Microsoft backtracks on free Office Live domains
Software maker started charging new customers for domain renewals last year, but had told early customers domains would be registered for free "in perpetuity."
In a reversal, Microsoft says it will now charge all small businesses an annual domain registration fee, even those companies it had promised free Web site registrations for life.
Starting October 1, all customers will have to pay $14.95 a year to renew their custom Web address. Microsoft offers Web site registration as part of its Office Live Small Business service. In some ways, it's understandable, given that Microsoft has to pay fees each year in order to keep renewing the domains.
However, the move does mean the software maker is going back on a promise it made last year. As part of a, the company said that new customers of Office Live Small Business would have to pay for domain renewals after the first year, but promised that early customers of the services would get their domains registered for free "in perpetuity."

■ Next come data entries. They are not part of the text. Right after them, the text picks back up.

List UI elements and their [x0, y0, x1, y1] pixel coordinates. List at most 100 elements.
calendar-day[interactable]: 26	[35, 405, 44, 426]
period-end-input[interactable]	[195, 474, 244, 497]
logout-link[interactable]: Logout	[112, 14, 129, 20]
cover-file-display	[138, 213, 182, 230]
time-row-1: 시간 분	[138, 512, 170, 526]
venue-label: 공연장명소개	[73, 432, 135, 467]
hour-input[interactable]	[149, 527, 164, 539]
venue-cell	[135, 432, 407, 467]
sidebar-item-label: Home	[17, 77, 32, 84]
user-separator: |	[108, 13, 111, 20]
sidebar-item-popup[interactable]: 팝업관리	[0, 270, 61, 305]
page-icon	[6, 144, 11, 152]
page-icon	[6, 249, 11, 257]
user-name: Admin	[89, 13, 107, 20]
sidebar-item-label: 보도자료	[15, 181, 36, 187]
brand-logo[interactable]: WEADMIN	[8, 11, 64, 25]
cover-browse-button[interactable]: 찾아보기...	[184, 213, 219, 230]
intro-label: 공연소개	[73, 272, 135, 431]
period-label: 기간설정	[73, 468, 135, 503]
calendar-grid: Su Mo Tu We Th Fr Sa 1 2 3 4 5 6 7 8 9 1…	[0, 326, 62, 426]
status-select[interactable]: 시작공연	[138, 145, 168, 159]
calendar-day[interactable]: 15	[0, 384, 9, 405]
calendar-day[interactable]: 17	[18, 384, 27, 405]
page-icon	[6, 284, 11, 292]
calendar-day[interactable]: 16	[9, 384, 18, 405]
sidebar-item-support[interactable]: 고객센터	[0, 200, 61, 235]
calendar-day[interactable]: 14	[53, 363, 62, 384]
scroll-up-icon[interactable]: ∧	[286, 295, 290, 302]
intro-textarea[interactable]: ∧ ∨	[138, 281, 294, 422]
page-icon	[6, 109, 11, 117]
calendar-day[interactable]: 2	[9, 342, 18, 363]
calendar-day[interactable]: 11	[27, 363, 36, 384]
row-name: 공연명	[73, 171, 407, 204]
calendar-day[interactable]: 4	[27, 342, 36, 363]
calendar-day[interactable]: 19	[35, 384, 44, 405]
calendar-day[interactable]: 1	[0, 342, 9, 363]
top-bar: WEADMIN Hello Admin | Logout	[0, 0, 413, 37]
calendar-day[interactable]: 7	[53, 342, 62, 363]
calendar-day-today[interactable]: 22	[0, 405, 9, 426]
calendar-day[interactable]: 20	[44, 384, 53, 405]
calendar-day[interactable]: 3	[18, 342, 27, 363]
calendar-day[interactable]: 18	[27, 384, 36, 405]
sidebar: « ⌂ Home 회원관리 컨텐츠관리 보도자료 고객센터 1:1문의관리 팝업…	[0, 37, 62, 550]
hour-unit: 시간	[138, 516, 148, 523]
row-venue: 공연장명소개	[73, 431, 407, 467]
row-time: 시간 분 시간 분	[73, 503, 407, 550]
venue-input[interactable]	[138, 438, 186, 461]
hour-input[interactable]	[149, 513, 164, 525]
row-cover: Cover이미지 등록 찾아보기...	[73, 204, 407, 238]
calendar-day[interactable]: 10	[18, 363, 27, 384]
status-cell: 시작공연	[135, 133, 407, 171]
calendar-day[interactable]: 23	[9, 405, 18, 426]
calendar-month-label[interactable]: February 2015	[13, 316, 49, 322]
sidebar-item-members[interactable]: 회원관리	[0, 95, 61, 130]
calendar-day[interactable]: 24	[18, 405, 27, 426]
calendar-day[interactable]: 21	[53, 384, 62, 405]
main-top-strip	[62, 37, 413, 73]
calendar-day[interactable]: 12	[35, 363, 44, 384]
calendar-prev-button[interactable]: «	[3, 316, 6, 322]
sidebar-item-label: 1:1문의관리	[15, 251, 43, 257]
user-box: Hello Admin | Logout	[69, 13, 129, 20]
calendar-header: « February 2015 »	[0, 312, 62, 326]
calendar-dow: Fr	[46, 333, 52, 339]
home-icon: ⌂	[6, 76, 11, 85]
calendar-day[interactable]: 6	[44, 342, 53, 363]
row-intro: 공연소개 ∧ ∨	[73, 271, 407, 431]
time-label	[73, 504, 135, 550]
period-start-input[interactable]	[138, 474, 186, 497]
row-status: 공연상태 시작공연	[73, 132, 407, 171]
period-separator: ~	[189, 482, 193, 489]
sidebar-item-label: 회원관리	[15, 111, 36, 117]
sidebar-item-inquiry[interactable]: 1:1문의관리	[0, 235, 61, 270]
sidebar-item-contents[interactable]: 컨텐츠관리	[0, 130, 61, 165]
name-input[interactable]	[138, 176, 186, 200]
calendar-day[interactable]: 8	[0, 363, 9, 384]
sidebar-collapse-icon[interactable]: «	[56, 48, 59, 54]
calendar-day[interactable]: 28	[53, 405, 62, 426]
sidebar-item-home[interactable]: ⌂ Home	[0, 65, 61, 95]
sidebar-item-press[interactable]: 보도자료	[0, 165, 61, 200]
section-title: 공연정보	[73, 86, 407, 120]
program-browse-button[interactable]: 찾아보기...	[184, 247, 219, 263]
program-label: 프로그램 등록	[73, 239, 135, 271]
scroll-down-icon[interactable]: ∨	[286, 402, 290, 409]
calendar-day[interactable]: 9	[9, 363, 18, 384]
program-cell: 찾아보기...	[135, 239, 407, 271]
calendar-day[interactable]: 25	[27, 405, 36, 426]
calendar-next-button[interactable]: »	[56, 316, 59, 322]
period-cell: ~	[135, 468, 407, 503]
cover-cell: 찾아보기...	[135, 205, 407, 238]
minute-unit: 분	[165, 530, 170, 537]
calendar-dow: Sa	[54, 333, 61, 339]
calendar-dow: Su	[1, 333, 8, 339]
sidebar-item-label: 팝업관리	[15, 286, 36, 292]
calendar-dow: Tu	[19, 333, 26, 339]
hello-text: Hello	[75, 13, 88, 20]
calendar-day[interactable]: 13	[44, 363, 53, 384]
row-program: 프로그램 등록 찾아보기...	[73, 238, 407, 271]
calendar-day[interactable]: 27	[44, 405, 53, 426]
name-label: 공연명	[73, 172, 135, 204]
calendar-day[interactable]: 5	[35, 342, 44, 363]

In a statement, Microsoft acknowledged the shift.
"Yes, it is a change," Microsoft said in a statement to CNET News. "As you know, we made a decision in February 2008 to begin charging $14.95 (per) year for custom domain name renewals for new customers. Now, we're asking all customers to pay this same fee once their domain comes up for renewal."
Microsoft did say that the price is quite competitive and noted that the majority of its Office Live small business services are still offered for free. Those that want a Web site for free have the option of moving their site from a custom domain and onto their own portion of the Office Live domain.
However, Microsoft notes that while the Web site will transfer, other data could be lost.
"All e-mail accounts on the expired domain name will be automatically removed and e-mail messages will not be saved," Microsoft said on its Web site, adding a link to a page offering methods of backing up such data.
The move comes as Microsoft is shifting more of its online attention toward bringing the full Office suite on to the Web, as opposed to ancillary services. Free, browser-based versions of Word, Excel, PowerPoint, and OneNote are coming next year as part of Office 2010.
The Office Live Small Business tools date back to the earliest days of Microsoft's Live push, first announced in late 2005 and released in final form in November 2006.